According to Amatong, investors not only in Europe and North America, but also in Asia, mainly in Japan and China, are mandating investment in green bonds.
He cited Amundi and International Finance Corp.’s initiative to put up a fund of $2 billion to invest in green and emerging markets, including the Philippines.
“So the point I’m trying to make is that investors are putting their money behind green,” he emphasized. “The money is very, very real. And the demand coming from the Asean is also very real.”
Economic prospects in the region is upbeat. Based on the estimates of the World Bank, the Asian Development Bank and the International Renewable Energy Agency, economies in Southeast Asia are expected to grow at 5.2 percent between 2016 and 2020.
Infrastructure investment needs for the whole Asean, on the other hand, are approximated at $470 billion.
On the energy segment, there is a requirement of an additional $290 billion between 2016 and 2025. In the Philippines alone, around $30-billion fundings are needed over that time frame.
“Because we have a ‘Build, Build, Build’ program, infrastructure is something that we want to promote and something that we need to drive the economy going forward. And that infrastructure could easily be green [and] should be green. Mass transport, green housing, green buildings, renewable energy and a host of other investments could be green,” Amatong said.
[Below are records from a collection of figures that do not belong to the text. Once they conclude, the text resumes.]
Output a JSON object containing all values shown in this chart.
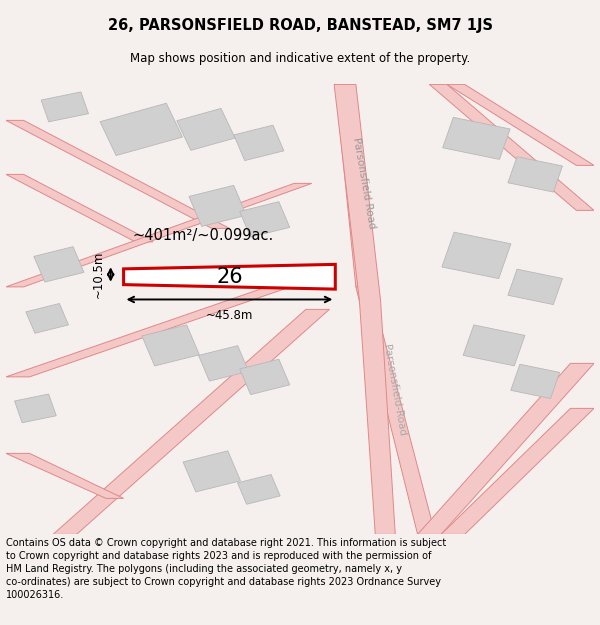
{
  "title_line1": "26, PARSONSFIELD ROAD, BANSTEAD, SM7 1JS",
  "title_line2": "Map shows position and indicative extent of the property.",
  "footer_text": "Contains OS data © Crown copyright and database right 2021. This information is subject\nto Crown copyright and database rights 2023 and is reproduced with the permission of\nHM Land Registry. The polygons (including the associated geometry, namely x, y\nco-ordinates) are subject to Crown copyright and database rights 2023 Ordnance Survey\n100026316.",
  "map_bg": "#ffffff",
  "fig_bg": "#f5f0ee",
  "road_fill": "#f5c8c8",
  "road_edge": "#e08888",
  "building_fill": "#d0d0d0",
  "building_edge": "#b8b8b8",
  "highlight_fill": "#ffffff",
  "highlight_edge": "#cc0000",
  "label_26": "26",
  "area_label": "~401m²/~0.099ac.",
  "width_label": "~45.8m",
  "height_label": "~10.5m",
  "road_label_top": "Parsonsfield Road",
  "road_label_bot": "Parsonsfield-Road"
}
Regionally, it is fortunate that there is a concerted effort to match the demand and supply of investment opportunities through the Asean Green Bond Standards (AGBS). It came into being so as to provide guidance to issuers, fund the projects and give assurance to investors that the projects are green.
The newest economic block had partnered with the International Capital Market Association to come up with this one set of common standards and assurance of consistency for both investors and issuers. The AGBS demonstrates Asean’s commitment to globally recognized Green Bond Principles created by ICMA.
“The Asean Green Bond Standards are intended to enhance transparency, consistency and uniformity throughout the 10 countries, and highlight the potential of the Asean region. We want to attract that capital into the region, and for my purpose, specifically to the Philippine,” the SEC commissioner said.
“We want it to make sure that the guidance we are putting out in the Asean is closely aligned with international expectations of what constitutes a green bond,” he added.
In this regional strategy, Amatong said the standards are also aimed at making investors think of the “Asean Green” as a specific investment asset class.
To qualify in the AGBS, there needs to be an Asean connection. The issuers from the region or the use of proceeds are for a project in the Asean, he explained.
What makes the AGBS different is that instead of coming up with a very definitive list, or what Europe is embarking on now which is a taxonomy of acceptable green projects, they have a negative list in order to keep things open and flexible.